What's more, though ... there's basically three things that you need if you have a domain: (1) DNS, (2) e-mail service, (3) web hosting.
- You still need DNS hosting. DNS is basically the phone book of the Internet. You have to put your domain in the DNS in order for web browsers to know where to find your web site and e-mail servers to know where to deliver mail. This, Google does not provide (yet?).
- Google have been providing this for some time, as 'gmail for your domain'.
- Google created "Google Pages", which let you create a web site with WYSIWYG tools (suitable for most people) and have <yourname>.googlepages.com. I couldn't understand why they didn't provide a way to point a domain at it instead. Well, guess what? Now you can.

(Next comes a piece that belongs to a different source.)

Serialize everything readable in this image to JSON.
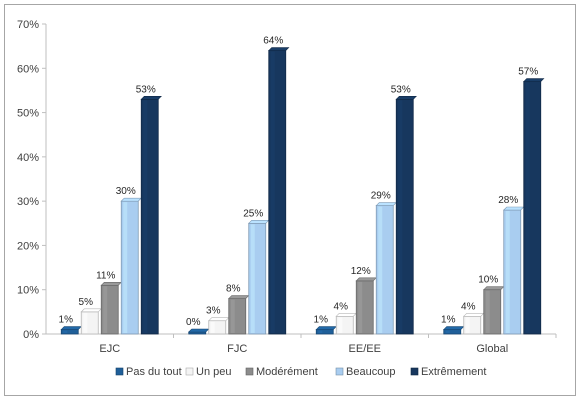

Awesome!
I have to wonder how long it will be until they plug that particular hole and have Google DNS. I know somewhere they could buy some really nice, extremely fast, highly configurable (on the fly, no stupid restarts) DNS servers that would really work well for them.

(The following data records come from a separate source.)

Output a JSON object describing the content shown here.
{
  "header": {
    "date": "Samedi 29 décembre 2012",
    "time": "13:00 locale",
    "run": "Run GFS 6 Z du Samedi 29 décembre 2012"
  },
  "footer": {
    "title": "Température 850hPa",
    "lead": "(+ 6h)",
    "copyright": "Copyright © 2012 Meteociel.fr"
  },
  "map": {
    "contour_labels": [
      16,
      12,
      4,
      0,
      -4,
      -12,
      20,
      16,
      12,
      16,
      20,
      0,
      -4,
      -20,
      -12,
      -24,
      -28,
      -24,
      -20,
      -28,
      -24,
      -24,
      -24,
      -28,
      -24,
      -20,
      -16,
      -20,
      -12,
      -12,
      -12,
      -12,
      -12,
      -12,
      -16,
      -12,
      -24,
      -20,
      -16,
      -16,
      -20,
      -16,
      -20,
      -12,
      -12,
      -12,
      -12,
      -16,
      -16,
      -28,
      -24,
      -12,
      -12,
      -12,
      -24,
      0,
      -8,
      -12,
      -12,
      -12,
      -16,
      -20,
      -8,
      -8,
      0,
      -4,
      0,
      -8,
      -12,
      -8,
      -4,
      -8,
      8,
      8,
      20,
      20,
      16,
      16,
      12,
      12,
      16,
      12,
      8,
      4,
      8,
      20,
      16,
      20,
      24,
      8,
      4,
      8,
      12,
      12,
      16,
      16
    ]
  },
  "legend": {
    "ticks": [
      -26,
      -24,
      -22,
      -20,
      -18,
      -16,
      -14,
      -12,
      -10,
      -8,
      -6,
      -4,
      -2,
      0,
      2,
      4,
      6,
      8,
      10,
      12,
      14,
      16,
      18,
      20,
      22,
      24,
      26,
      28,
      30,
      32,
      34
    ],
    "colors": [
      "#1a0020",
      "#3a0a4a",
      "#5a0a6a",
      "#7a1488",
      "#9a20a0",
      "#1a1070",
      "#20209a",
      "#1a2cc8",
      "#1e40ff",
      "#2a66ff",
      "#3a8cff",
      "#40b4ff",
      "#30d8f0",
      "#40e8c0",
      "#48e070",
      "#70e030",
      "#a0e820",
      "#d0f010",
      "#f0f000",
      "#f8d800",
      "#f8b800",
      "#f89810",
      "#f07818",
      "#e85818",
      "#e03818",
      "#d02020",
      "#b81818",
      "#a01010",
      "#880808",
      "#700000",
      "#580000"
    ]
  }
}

Aaaaaaaaanyhow... it will be interesting to see what they do with this, and the service is bloody useful as it is.
 They just recently (I don't know when, but I discovered it a day or so ago) added one of the features I'd been clamouring for. You can now have multiple domains set up as "aliases" on one account. That is, if you have example1.com, and you set up an e-mail account for firstname.lastname@example.org, then you can say example1.net and example3.tv are aliases, and then any e-mail for email@example.com will just go to the same user, firstname.lastname@example.org. I had wanted this, and asked for this, a long time ago, as I have multiple domains, most of which from an e-mail perspective would ideally just work the same as my main domain.
 The first webmail which I've ever liked, and they provide free (secure) POP access so you can use it that way or do what I do and use POP simply to maintain a backup of all your mail. Well, gmail for your domain is precisely the same thing, but without the @gmail.com suffix.

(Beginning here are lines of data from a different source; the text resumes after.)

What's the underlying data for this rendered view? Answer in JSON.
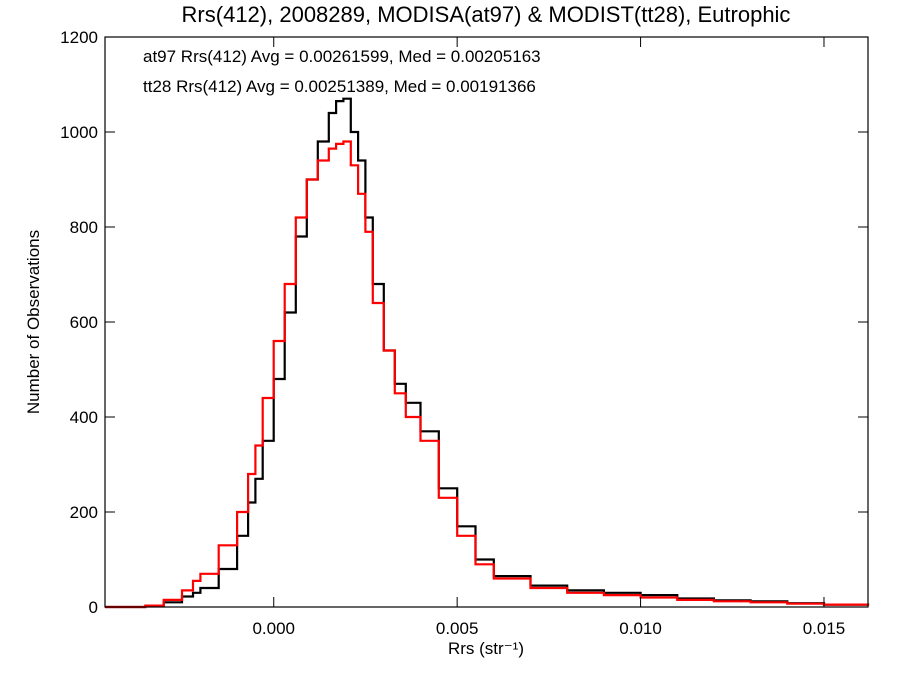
{
  "chart_data": {
    "type": "line",
    "title": "Rrs(412), 2008289, MODISA(at97) & MODIST(tt28), Eutrophic",
    "xlabel": "Rrs (str⁻¹)",
    "ylabel": "Number of Observations",
    "xlim": [
      -0.0046,
      0.0162
    ],
    "ylim": [
      0,
      1200
    ],
    "xticks": [
      0.0,
      0.005,
      0.01,
      0.015
    ],
    "xtick_labels": [
      "0.000",
      "0.005",
      "0.010",
      "0.015"
    ],
    "yticks": [
      0,
      200,
      400,
      600,
      800,
      1000,
      1200
    ],
    "ytick_labels": [
      "0",
      "200",
      "400",
      "600",
      "800",
      "1000",
      "1200"
    ],
    "grid": false,
    "annotations": [
      {
        "text": "at97 Rrs(412) Avg = 0.00261599, Med = 0.00205163",
        "color": "#000000"
      },
      {
        "text": "tt28 Rrs(412) Avg = 0.00251389, Med = 0.00191366",
        "color": "#ff0000"
      }
    ],
    "series": [
      {
        "color": "#000000",
        "style": "histogram-step",
        "x": [
          -0.0046,
          -0.004,
          -0.0035,
          -0.003,
          -0.0025,
          -0.0022,
          -0.002,
          -0.0015,
          -0.001,
          -0.0007,
          -0.0005,
          -0.0003,
          0.0,
          0.0003,
          0.0006,
          0.0009,
          0.0012,
          0.0015,
          0.0017,
          0.0019,
          0.0021,
          0.0023,
          0.0025,
          0.0027,
          0.003,
          0.0033,
          0.0036,
          0.004,
          0.0045,
          0.005,
          0.0055,
          0.006,
          0.007,
          0.008,
          0.009,
          0.01,
          0.011,
          0.012,
          0.013,
          0.014,
          0.015,
          0.0162
        ],
        "y": [
          0,
          0,
          2,
          10,
          22,
          30,
          40,
          80,
          150,
          220,
          270,
          350,
          480,
          620,
          780,
          900,
          980,
          1040,
          1065,
          1070,
          1000,
          940,
          820,
          680,
          540,
          470,
          430,
          370,
          250,
          170,
          100,
          65,
          45,
          35,
          30,
          25,
          18,
          14,
          12,
          8,
          5,
          3
        ]
      },
      {
        "color": "#ff0000",
        "style": "histogram-step",
        "x": [
          -0.0046,
          -0.004,
          -0.0035,
          -0.003,
          -0.0025,
          -0.0022,
          -0.002,
          -0.0015,
          -0.001,
          -0.0007,
          -0.0005,
          -0.0003,
          0.0,
          0.0003,
          0.0006,
          0.0009,
          0.0012,
          0.0015,
          0.0017,
          0.0019,
          0.0021,
          0.0023,
          0.0025,
          0.0027,
          0.003,
          0.0033,
          0.0036,
          0.004,
          0.0045,
          0.005,
          0.0055,
          0.006,
          0.007,
          0.008,
          0.009,
          0.01,
          0.011,
          0.012,
          0.013,
          0.014,
          0.015,
          0.0162
        ],
        "y": [
          0,
          0,
          3,
          15,
          35,
          55,
          70,
          130,
          200,
          280,
          340,
          440,
          560,
          680,
          820,
          900,
          940,
          965,
          975,
          980,
          930,
          870,
          790,
          640,
          540,
          450,
          400,
          350,
          230,
          150,
          90,
          60,
          40,
          30,
          25,
          20,
          15,
          12,
          10,
          7,
          5,
          3
        ]
      }
    ]
  }
}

 DNS is no problem for me (though it may be a bit of a pain for others ... but I think there's some free DNS hosting services out there--sounds like maybe DynDNS have such a service, but I haven't investigated).
 You simply go to the "Google Apps for Your Domain" (which is what it's called now that it's no longer just gmail-for-your-domain) "Dashboard" and 'add the "web pages" service'. Then you can set up a site for www.<yourdomain>.<tld> (e.g. www.example1.com, if you own example1.com).